In coming back to the playa in 2011 after a break, I realized two things. First, my smartphone was essentially a sealed glass slab, and effectively dustproof. My consumer-grade digital camera had a better optical zoom lens, but it was not dustproof. The second realization was that I quite liked a couple of the camera apps I was using at the time. That year, when I got past Reno I just switched the phone to 'airplane mode' which turns off the radio transmitters, and saved on some battery usage. That worked out great. I didn't take tons of pictures, but I like the stuff I bothered to take.

A few years later, I don't recall which one exactly, I had come out early in build week, and our camp had a wide-ranging mix of first timers and international burners with complicated travel plans coming in days after I was. As camp mayor I wanted to be there as best as I could in case there were any last-minute freakouts or situations, so I did not turn my phone's 'airplane mode' on until the last person arrived at camp. That also worked out great, and also turned out to work both ways. A campmate arrived the day after I did who had forgotten a headlamp or something, and we got word back to another campmate to pick one up. Hilariously, in a subsequent year I was the one who needed a headlamp.

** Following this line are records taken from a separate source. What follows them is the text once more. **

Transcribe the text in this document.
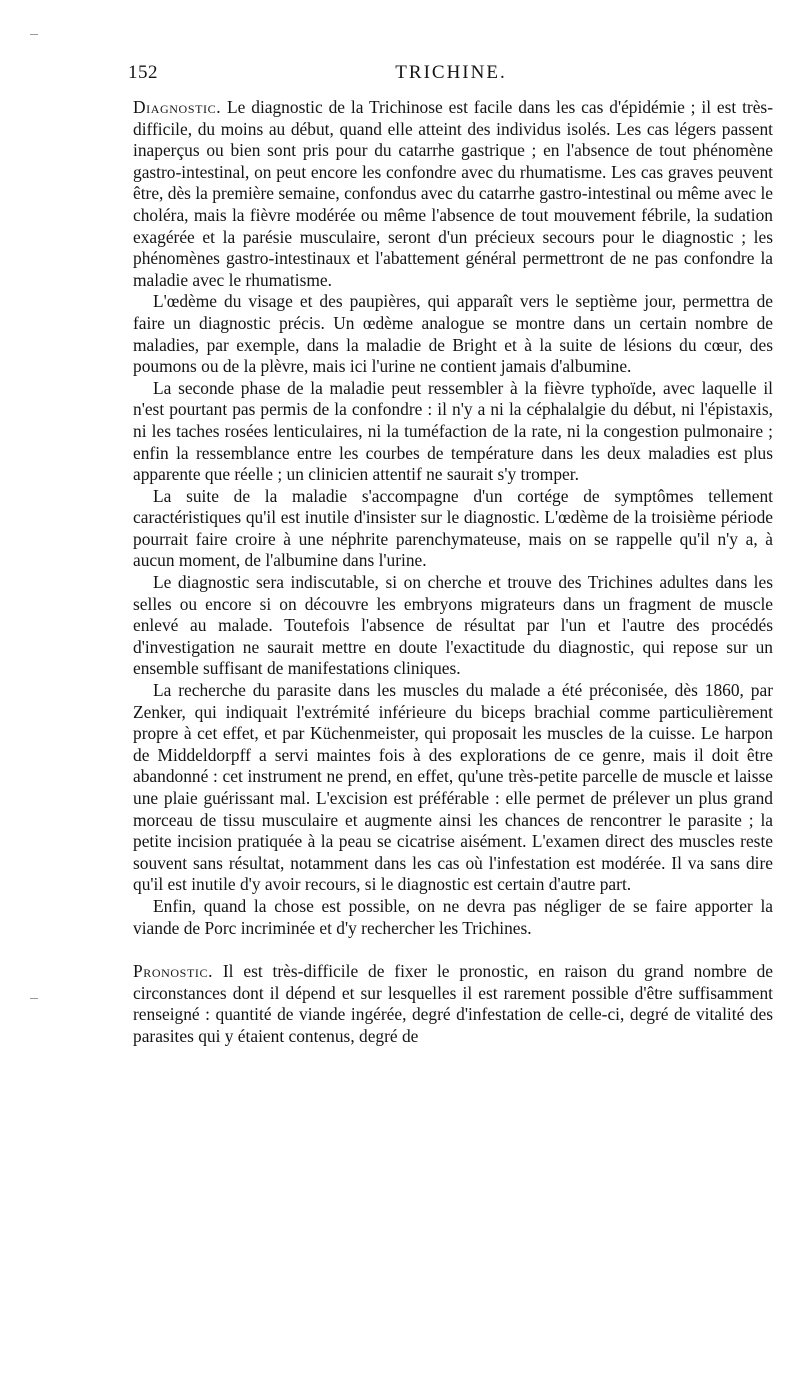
152	TRICHINE.

Diagnostic. Le diagnostic de la Trichinose est facile dans les cas d'épidémie ; il est très-difficile, du moins au début, quand elle atteint des individus isolés. Les cas légers passent inaperçus ou bien sont pris pour du catarrhe gastrique ; en l'absence de tout phénomène gastro-intestinal, on peut encore les confondre avec du rhumatisme. Les cas graves peuvent être, dès la première semaine, confondus avec du catarrhe gastro-intestinal ou même avec le choléra, mais la fièvre modérée ou même l'absence de tout mouvement fébrile, la sudation exagérée et la parésie musculaire, seront d'un précieux secours pour le diagnostic ; les phénomènes gastro-intestinaux et l'abattement général permettront de ne pas confondre la maladie avec le rhumatisme.

L'œdème du visage et des paupières, qui apparaît vers le septième jour, permettra de faire un diagnostic précis. Un œdème analogue se montre dans un certain nombre de maladies, par exemple, dans la maladie de Bright et à la suite de lésions du cœur, des poumons ou de la plèvre, mais ici l'urine ne contient jamais d'albumine.

La seconde phase de la maladie peut ressembler à la fièvre typhoïde, avec laquelle il n'est pourtant pas permis de la confondre : il n'y a ni la céphalalgie du début, ni l'épistaxis, ni les taches rosées lenticulaires, ni la tuméfaction de la rate, ni la congestion pulmonaire ; enfin la ressemblance entre les courbes de température dans les deux maladies est plus apparente que réelle ; un clinicien attentif ne saurait s'y tromper.

La suite de la maladie s'accompagne d'un cortége de symptômes tellement caractéristiques qu'il est inutile d'insister sur le diagnostic. L'œdème de la troisième période pourrait faire croire à une néphrite parenchymateuse, mais on se rappelle qu'il n'y a, à aucun moment, de l'albumine dans l'urine.

Le diagnostic sera indiscutable, si on cherche et trouve des Trichines adultes dans les selles ou encore si on découvre les embryons migrateurs dans un fragment de muscle enlevé au malade. Toutefois l'absence de résultat par l'un et l'autre des procédés d'investigation ne saurait mettre en doute l'exactitude du diagnostic, qui repose sur un ensemble suffisant de manifestations cliniques.

La recherche du parasite dans les muscles du malade a été préconisée, dès 1860, par Zenker, qui indiquait l'extrémité inférieure du biceps brachial comme particulièrement propre à cet effet, et par Küchenmeister, qui proposait les muscles de la cuisse. Le harpon de Middeldorpff a servi maintes fois à des explorations de ce genre, mais il doit être abandonné : cet instrument ne prend, en effet, qu'une très-petite parcelle de muscle et laisse une plaie guérissant mal. L'excision est préférable : elle permet de prélever un plus grand morceau de tissu musculaire et augmente ainsi les chances de rencontrer le parasite ; la petite incision pratiquée à la peau se cicatrise aisément. L'examen direct des muscles reste souvent sans résultat, notamment dans les cas où l'infestation est modérée. Il va sans dire qu'il est inutile d'y avoir recours, si le diagnostic est certain d'autre part.

Enfin, quand la chose est possible, on ne devra pas négliger de se faire apporter la viande de Porc incriminée et d'y rechercher les Trichines.

Pronostic. Il est très-difficile de fixer le pronostic, en raison du grand nombre de circonstances dont il dépend et sur lesquelles il est rarement possible d'être suffisamment renseigné : quantité de viande ingérée, degré d'infestation de celle-ci, degré de vitalité des parasites qui y étaient contenus, degré de
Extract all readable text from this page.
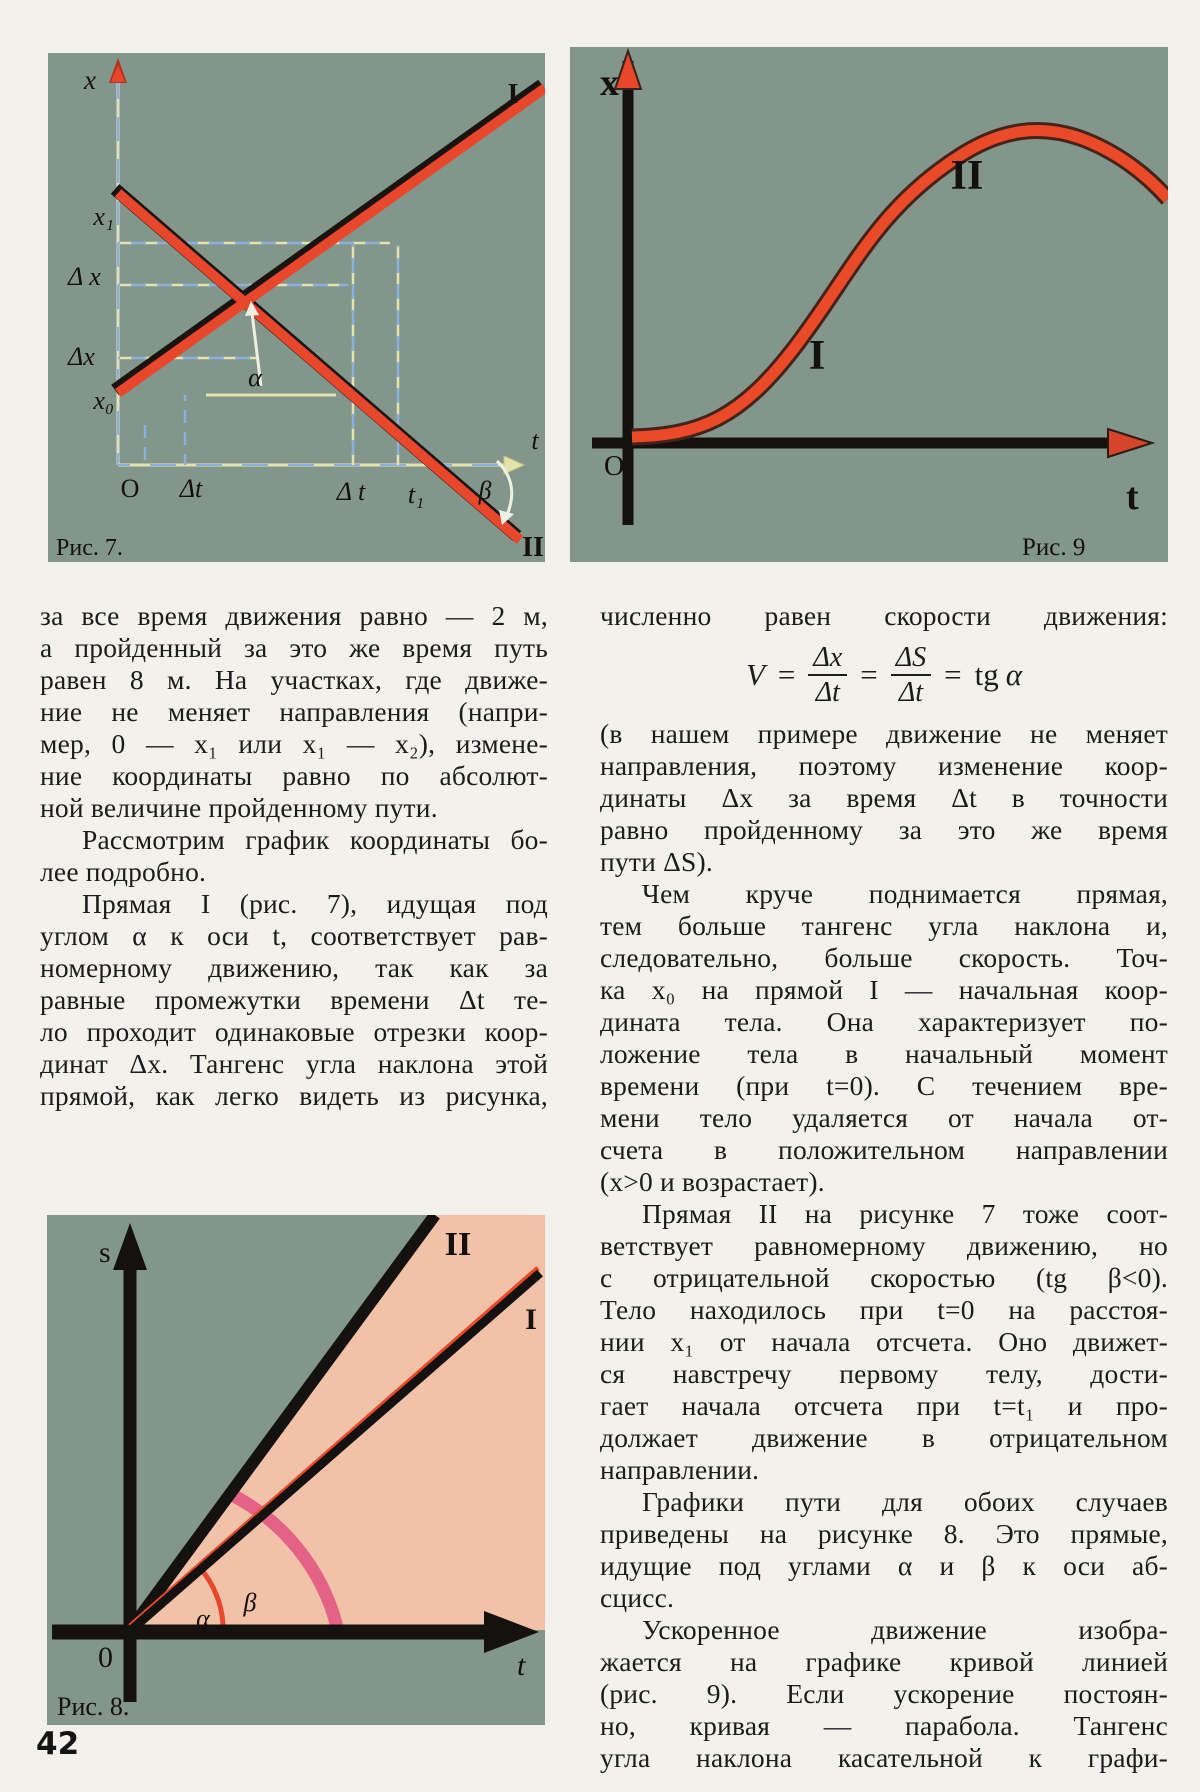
x
x₁
Δ x
Δx
x₀
O Δt	Δ t t₁ β
t
α
I
II
Рис. 7.
x
O
t
I
II
Рис. 9
за все время движения равно — 2 м,
а пройденный за это же время путь
равен 8 м. На участках, где движе-
ние не меняет направления (напри-
мер, 0 — x₁ или x₁ — x₂), измене-
ние координаты равно по абсолют-
ной величине пройденному пути.
Рассмотрим график координаты бо-
лее подробно.
Прямая I (рис. 7), идущая под
углом α к оси t, соответствует рав-
номерному движению, так как за
равные промежутки времени Δt те-
ло проходит одинаковые отрезки коор-
динат Δx. Тангенс угла наклона этой
прямой, как легко видеть из рисунка,
численно равен скорости движения:
$V = \frac{\Delta x}{\Delta t} = \frac{\Delta S}{\Delta t}$ = tg α
(в нашем примере движение не меняет
направления, поэтому изменение коор-
динаты Δx за время Δt в точности
равно пройденному за это же время
пути ΔS).
Чем круче поднимается прямая,
тем больше тангенс угла наклона и,
следовательно, больше скорость. Точ-
ка x₀ на прямой I — начальная коор-
дината тела. Она характеризует по-
ложение тела в начальный момент
времени (при t=0). С течением вре-
мени тело удаляется от начала от-
счета в положительном направлении
(x>0 и возрастает).
Прямая II на рисунке 7 тоже соот-
ветствует равномерному движению, но
с отрицательной скоростью (tg β<0).
Тело находилось при t=0 на расстоя-
нии x₁ от начала отсчета. Оно движет-
ся навстречу первому телу, дости-
гает начала отсчета при t=t₁ и про-
должает движение в отрицательном
направлении.
Графики пути для обоих случаев
приведены на рисунке 8. Это прямые,
идущие под углами α и β к оси аб-
сцисс.
Ускоренное движение изобра-
жается на графике кривой линией
(рис. 9). Если ускорение постоян-
но, кривая — парабола. Тангенс
угла наклона касательной к графи-
s
t
0
II
I
α
β
Рис. 8.
42
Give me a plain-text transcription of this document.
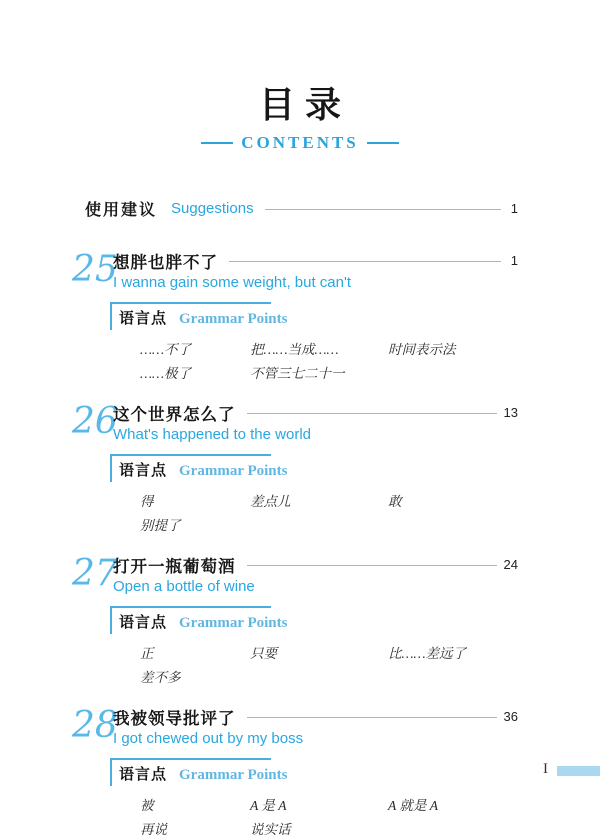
目录
CONTENTS
使用建议 Suggestions	1
25
想胖也胖不了	1
I wanna gain some weight, but can't
语言点 Grammar Points
……不了	把……当成……	时间表示法
……极了	不管三七二十一
26
这个世界怎么了	13
What's happened to the world
语言点 Grammar Points
得	差点儿	敢
别提了
27
打开一瓶葡萄酒	24
Open a bottle of wine
语言点 Grammar Points
正	只要	比……差远了
差不多
28
我被领导批评了	36
I got chewed out by my boss
语言点 Grammar Points
被	A 是 A	A 就是 A
再说	说实话
I
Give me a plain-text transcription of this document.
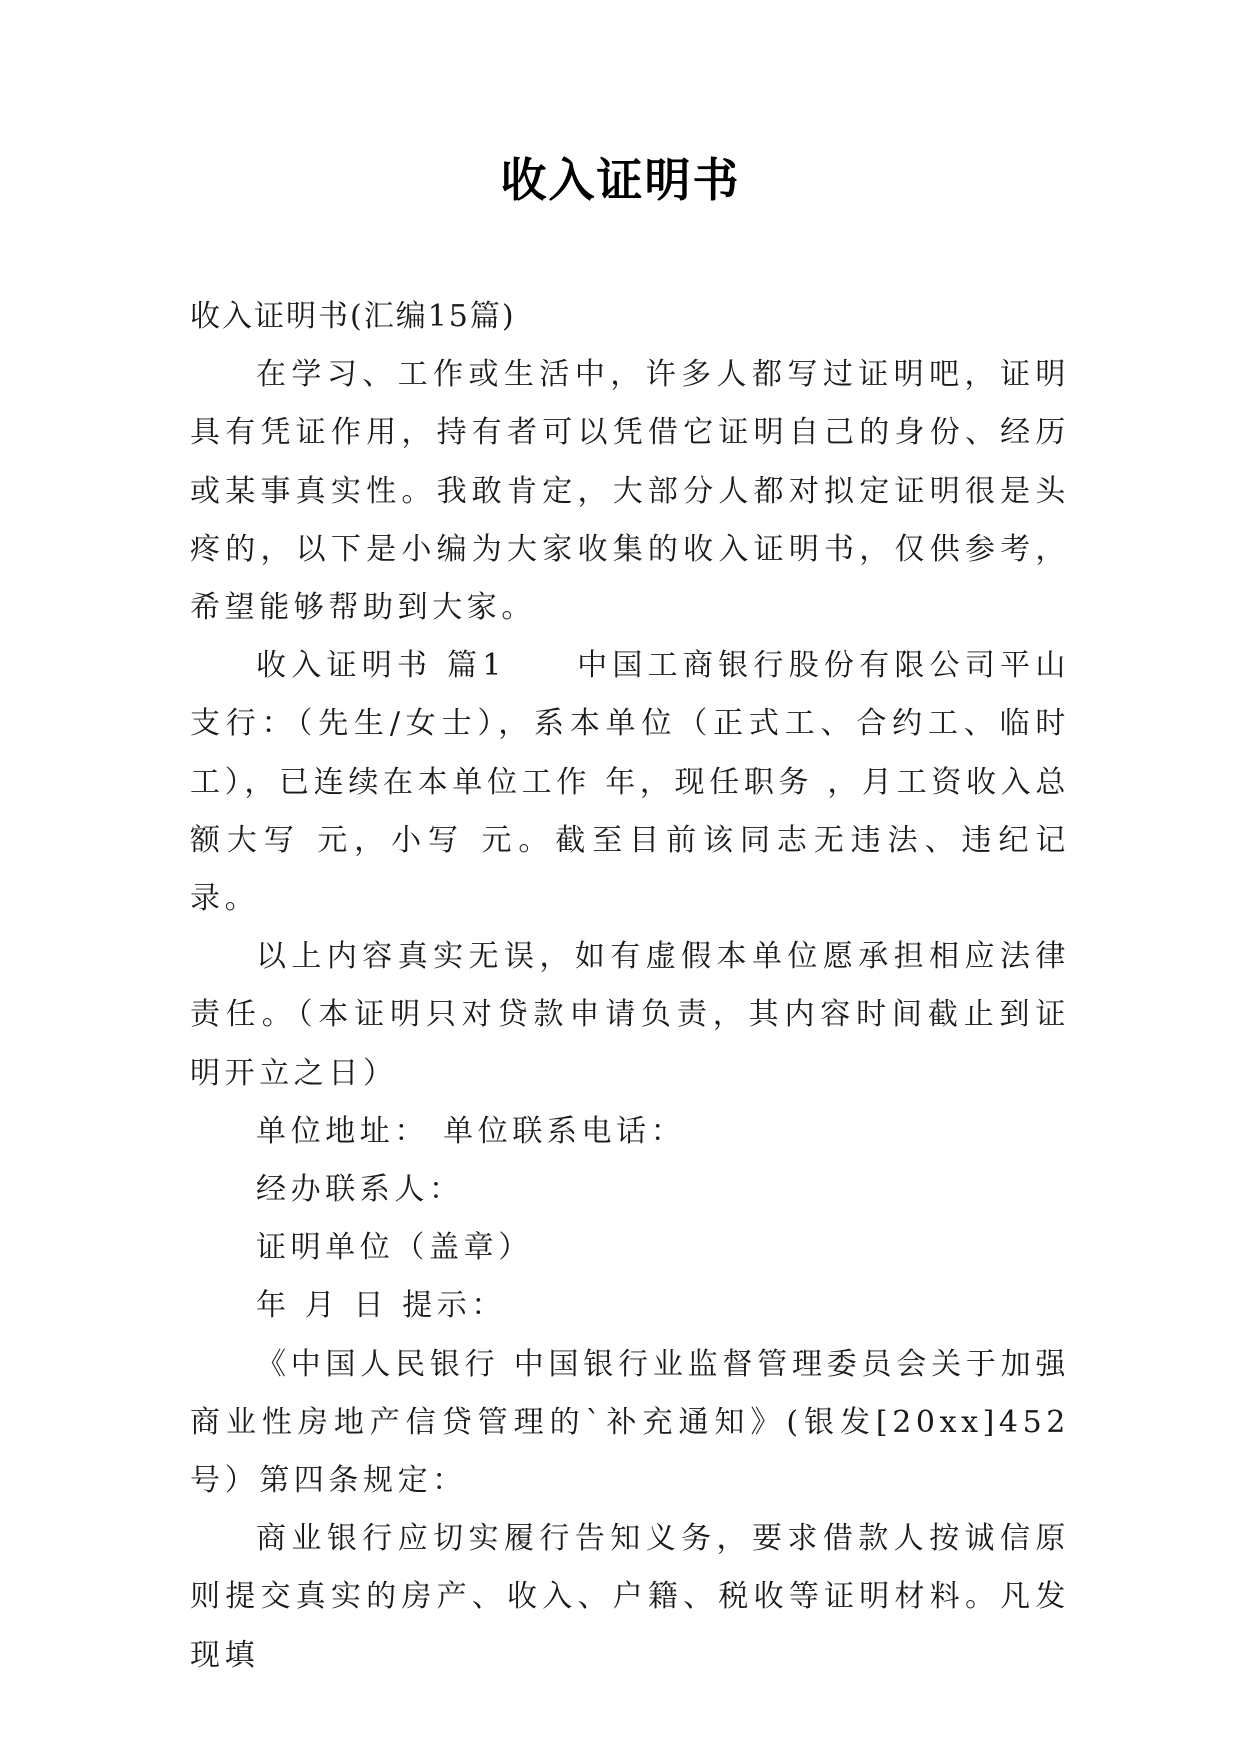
收入证明书

收入证明书(汇编15篇)

在学习、工作或生活中，许多人都写过证明吧，证明具有凭证作用，持有者可以凭借它证明自己的身份、经历或某事真实性。我敢肯定，大部分人都对拟定证明很是头疼的，以下是小编为大家收集的收入证明书，仅供参考，希望能够帮助到大家。

收入证明书 篇1　　中国工商银行股份有限公司平山支行：（先生/女士），系本单位（正式工、合约工、临时工），已连续在本单位工作 年，现任职务 ，月工资收入总额大写 元，小写 元。截至目前该同志无违法、违纪记录。

以上内容真实无误，如有虚假本单位愿承担相应法律责任。（本证明只对贷款申请负责，其内容时间截止到证明开立之日）

单位地址： 单位联系电话：

经办联系人：

证明单位（盖章）

年 月 日 提示：

《中国人民银行 中国银行业监督管理委员会关于加强商业性房地产信贷管理的`补充通知》(银发[20xx]452号）第四条规定：

商业银行应切实履行告知义务，要求借款人按诚信原则提交真实的房产、收入、户籍、税收等证明材料。凡发现填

I've tinkered with a couple of the burner guide apps. They're potentially useful in a pinch, but not something I would bank on using. I do make a point of trying to get the last big update before the event downloaded into the phone, so that if I get into a pinch I have it. I don't have an issue with anyone using a guide or an app/camera type thing.

The social media aspect is a little cringey. I didn't really think it was that bad, then I took 2024 off. Wow, the ridiculous flood of people posting and even livestreaming multiple times a day to their socials was intense. Years back I might have been a little more judgmental in my thinking ("you're doing it wrong!"), but my attitude now is a bit more live-and-let-live, as it were. There are lots of different ways to burn, it's about finding what works for us and leads to getting the most from the event.

I'm a big fan of immediacy, too. It's kind of funny, as smartphone cameras have gotten better and better I don't even feel a need to bring a separate camera, and I almost always have it someplace on my person... so in theory I should be able to capture more magical moments on the playa... but I still struggle to document a lot of stuff.